Popular music choices for the masses were endless, so chances are some of the following absolutely were your favorite overplayed albums or cassettes. Michael Jackson’s Off The Wall that featured the 1979 hits “Don’t Stop ‘Til You Get Enough” and “Rock With You” plus the 1980 singles “Off The Wall” and tearjerker “She’s Out Of My Life”; AC/DC’s Highway To Hell; The Kinks’ Low Budget; The B-52’s new wave debut; Elvis Costello’s Armed Forces; the self-titled, jazzy Rickie Lee Jones album that briefly excited the commercially troubled singer-songwriter genre; Cheap Trick at Budokan; Supertramp’s Breakfast In America; David Bowie’s style-shifting Lodger; Ian Hunter’s You’re Never Alone With A Schizophrenic that featured members of Bruce Springsteen’s E Street Band plus Mott The Hoople cohort, Mick Ronson; speaking of Bruuuuce…no album that year, The River was released in 1980, thereby traumatizing millions of fans, surely inducing a permanent psychological scar.

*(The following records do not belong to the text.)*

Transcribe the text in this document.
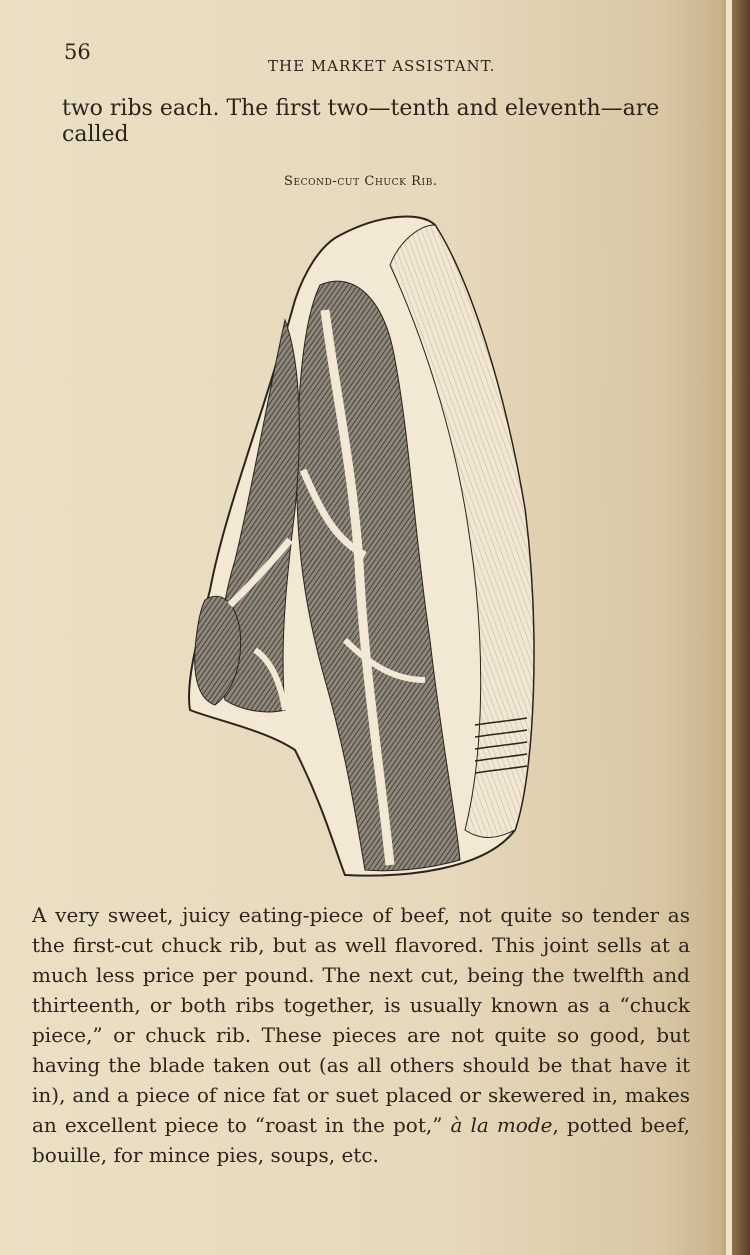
56
THE MARKET ASSISTANT.
two ribs each. The first two—tenth and eleventh—are called
Second-cut Chuck Rib.
A very sweet, juicy eating-piece of beef, not quite so tender as the first-cut chuck rib, but as well flavored. This joint sells at a much less price per pound. The next cut, being the twelfth and thirteenth, or both ribs together, is usually known as a “chuck piece,” or chuck rib. These pieces are not quite so good, but having the blade taken out (as all others should be that have it in), and a piece of nice fat or suet placed or skewered in, makes an excellent piece to “roast in the pot,” à la mode, potted beef, bouille, for mince pies, soups, etc.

There was Funkadelic’s Uncle Jam Wants You; Led Leppelin’s In Through The Out Door, controversial partly due to it having hit singles like “All Of My Love,” oh God, how could they; Frank Zappa’s Joe’s Garage Act 1; The Eagles’ The Long Run; Styx’s Cornerstone; Donna Summer’s On The Radio: Greatest Hits Volumes I & II; Tom Petty & The Heartbreakers’ Damn The Torpedoes; Prince’s Prince; Pink Floyd’s The Wall; No Nukes: The Muse Concerts For A Non-Nuclear Future (yes, that once was a concept); The Clash’s London Calling; Neil Young’s Rust Never Sleeps; and there were so many, many more classics including Rupert Holmes’ Partners In Crime (you think I jest?) that featured the megahit “Escape (The Piña Colada Song)” whose airplay you couldn’t escape if you tried. Not that you’d want to, but still. FYI, his followup single “Him” was a Top Ten hit but you don’t remember THAT one, do you. DO YOU! And many of the above were our constant, faithful companions that were with us during work, play, love-making, you name it. And guaranteed, many of this piece’s older readers remember most of these musical references without fishing for the memory.

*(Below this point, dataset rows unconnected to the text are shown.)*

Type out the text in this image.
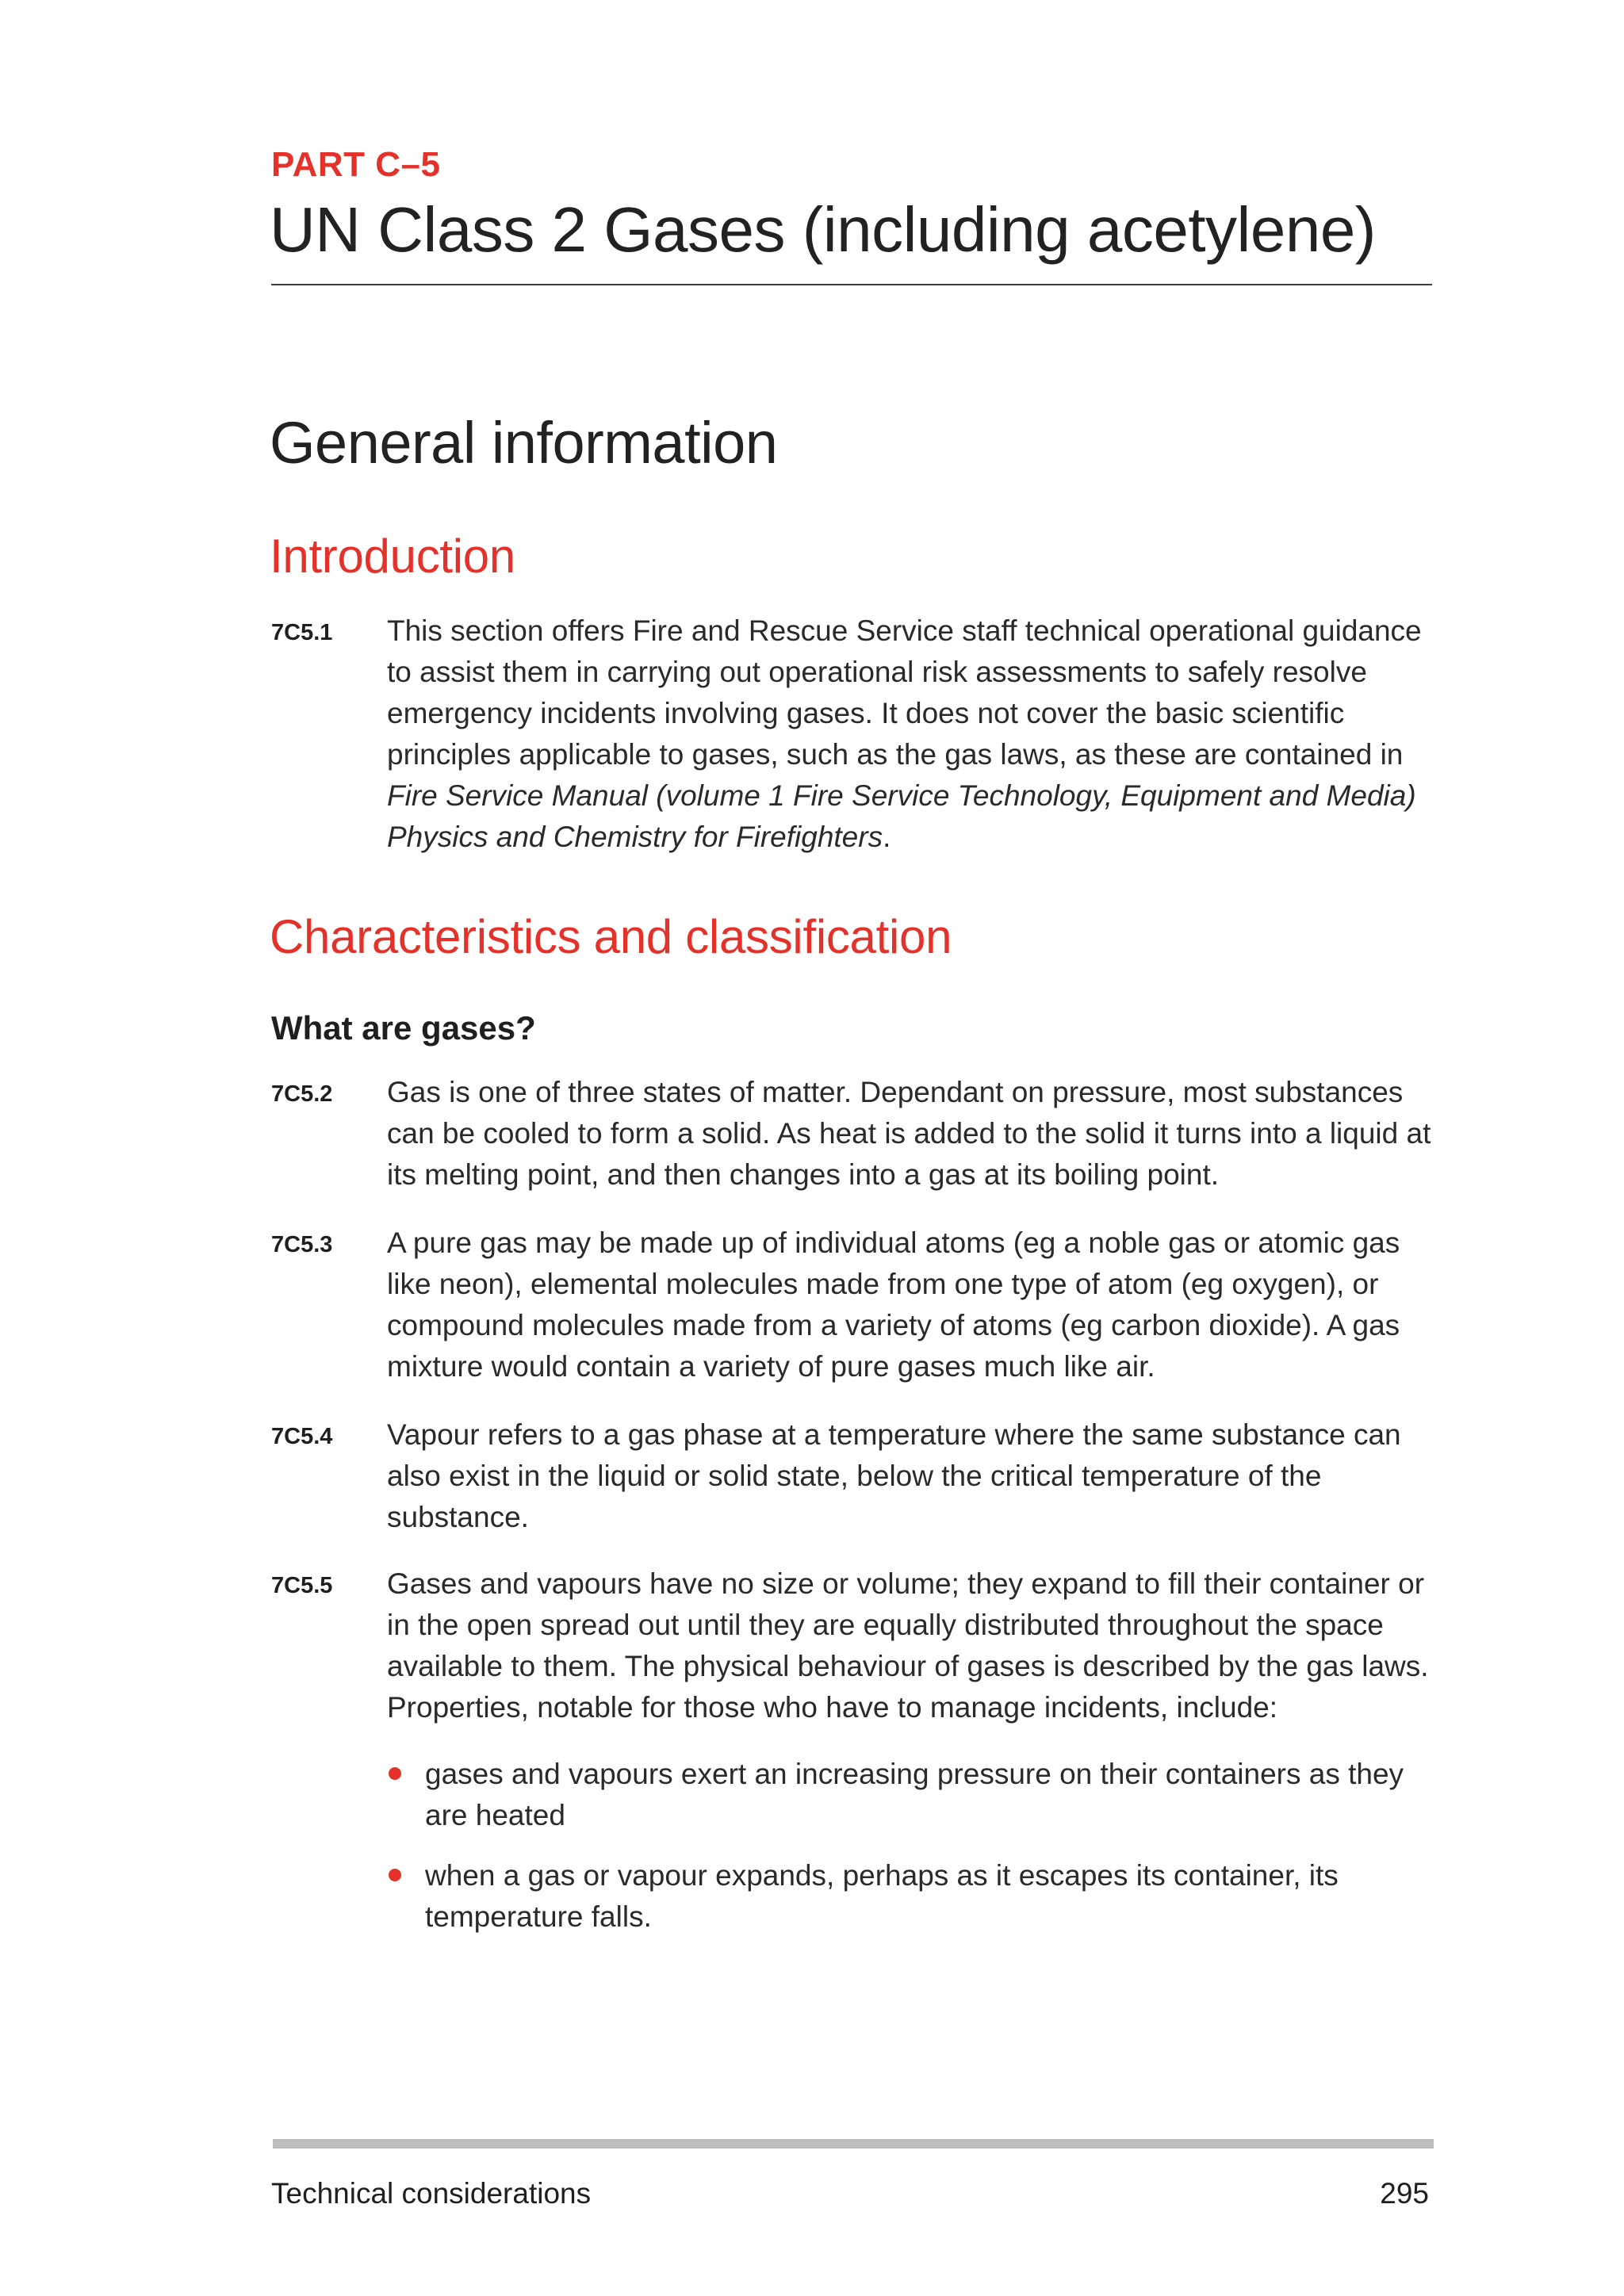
PART C–5
UN Class 2 Gases (including acetylene)
General information
Introduction
7C5.1 This section offers Fire and Rescue Service staff technical operational guidance to assist them in carrying out operational risk assessments to safely resolve emergency incidents involving gases. It does not cover the basic scientific principles applicable to gases, such as the gas laws, as these are contained in Fire Service Manual (volume 1 Fire Service Technology, Equipment and Media) Physics and Chemistry for Firefighters.
Characteristics and classification
What are gases?
7C5.2 Gas is one of three states of matter. Dependant on pressure, most substances can be cooled to form a solid. As heat is added to the solid it turns into a liquid at its melting point, and then changes into a gas at its boiling point.
7C5.3 A pure gas may be made up of individual atoms (eg a noble gas or atomic gas like neon), elemental molecules made from one type of atom (eg oxygen), or compound molecules made from a variety of atoms (eg carbon dioxide). A gas mixture would contain a variety of pure gases much like air.
7C5.4 Vapour refers to a gas phase at a temperature where the same substance can also exist in the liquid or solid state, below the critical temperature of the substance.
7C5.5 Gases and vapours have no size or volume; they expand to fill their container or in the open spread out until they are equally distributed throughout the space available to them. The physical behaviour of gases is described by the gas laws. Properties, notable for those who have to manage incidents, include:
gases and vapours exert an increasing pressure on their containers as they are heated
when a gas or vapour expands, perhaps as it escapes its container, its temperature falls.
Technical considerations	295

If there were a point here, it’s probably time to make it, huh? The point is forty years ago, hell, maybe up until about ten years ago, people loved…make that lived their favorite music. In 2019, not so much and it seems relegated to a lower priority in our lives. Yes there are fans who adore Ed Sheeran and…oh, Ariana Grande, Shawn Mendes, Imagine Dragons, Khalid and many others. But for the most part with some important exceptions, the artist and his or her music as a force is no longer an alternate lens or guiding life choices that we make, and some might believe that’s for the best. However, past musical artists and bands practically were spirit guides in millions of lives, helping to shape perspective as we saw the world through their eyes and souls. Though we’re taught the contrary, this co-dependent relationship was extremely healthy, leveling the playing field between listeners as it “soothed the savage beast,” and simply made life simpler. For millions, even tolerable. Without its constant, direct influence and companionship, the more our “culture,” if that word as defined even applies these days, spins out.

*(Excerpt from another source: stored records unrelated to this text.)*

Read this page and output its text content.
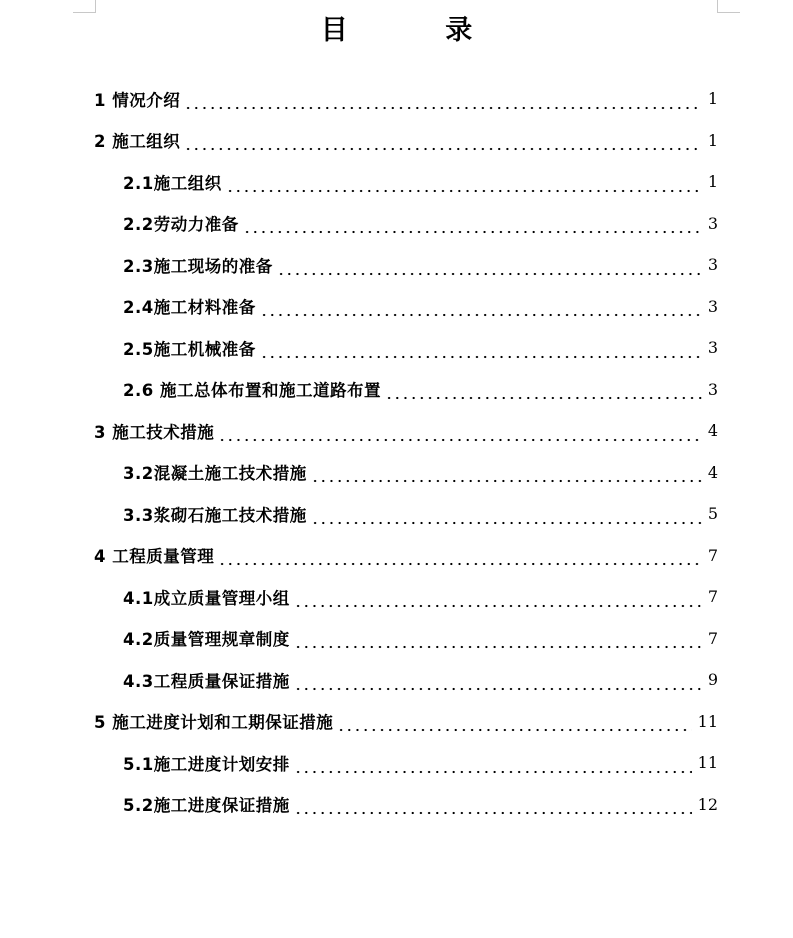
目 录
1 情况介绍	1
2 施工组织	1
2.1施工组织	1
2.2劳动力准备	3
2.3施工现场的准备	3
2.4施工材料准备	3
2.5施工机械准备	3
2.6 施工总体布置和施工道路布置	3
3 施工技术措施	4
3.2混凝土施工技术措施	4
3.3浆砌石施工技术措施	5
4 工程质量管理	7
4.1成立质量管理小组	7
4.2质量管理规章制度	7
4.3工程质量保证措施	9
5 施工进度计划和工期保证措施	11
5.1施工进度计划安排	11
5.2施工进度保证措施	12
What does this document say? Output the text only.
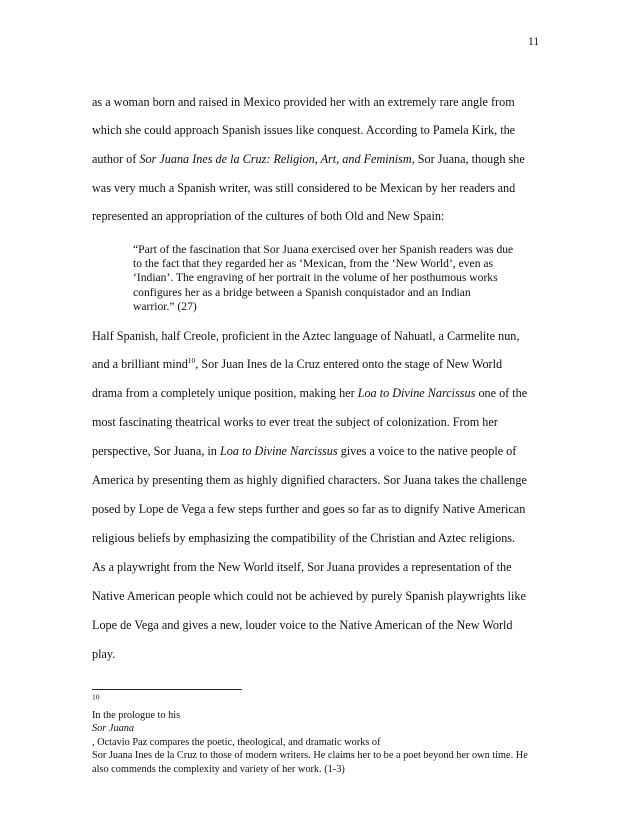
11
as a woman born and raised in Mexico provided her with an extremely rare angle from
which she could approach Spanish issues like conquest. According to Pamela Kirk, the
author of Sor Juana Ines de la Cruz: Religion, Art, and Feminism, Sor Juana, though she
was very much a Spanish writer, was still considered to be Mexican by her readers and
represented an appropriation of the cultures of both Old and New Spain:
“Part of the fascination that Sor Juana exercised over her Spanish readers was due
to the fact that they regarded her as ‘Mexican, from the ‘New World’, even as
‘Indian’. The engraving of her portrait in the volume of her posthumous works
configures her as a bridge between a Spanish conquistador and an Indian
warrior.” (27)
Half Spanish, half Creole, proficient in the Aztec language of Nahuatl, a Carmelite nun,
and a brilliant mind$^{10}$, Sor Juan Ines de la Cruz entered onto the stage of New World
drama from a completely unique position, making her Loa to Divine Narcissus one of the
most fascinating theatrical works to ever treat the subject of colonization. From her
perspective, Sor Juana, in Loa to Divine Narcissus gives a voice to the native people of
America by presenting them as highly dignified characters. Sor Juana takes the challenge
posed by Lope de Vega a few steps further and goes so far as to dignify Native American
religious beliefs by emphasizing the compatibility of the Christian and Aztec religions.
As a playwright from the New World itself, Sor Juana provides a representation of the
Native American people which could not be achieved by purely Spanish playwrights like
Lope de Vega and gives a new, louder voice to the Native American of the New World
play.
$^{10}$
In the prologue to his
Sor Juana
, Octavio Paz compares the poetic, theological, and dramatic works of
Sor Juana Ines de la Cruz to those of modern writers. He claims her to be a poet beyond her own time. He
also commends the complexity and variety of her work. (1-3)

There are obvious areas of life where you can see growing hatred, a lack of compassion, and even extreme mental instability. There probably are many scientific examples proving music is a necessity for civility and empathy that could be listed here, though that research wasn’t compiled for this piece. While there is no new Walkman or scientific study or aliens to save the day, there is music, and we know it’s very powerful, even potentially culture rebuilding. Looking at humankind’s history from pagan and religious chants to classical periods to gospel to blues to folk to country to jazz to rock to singer-songwriter to pop Top Ten hits, music always has been a strength as it levels the playing field and has never left the masses’ side. Until, seemingly, now. When was the last time you heard music blasting from a car radio or from a neighbor’s apartment except on occasion? It may have been annoying but it was a sign of life. When was the last time you blasted music from your car radio or apartment except on occasion? Maybe that deserves a closer look.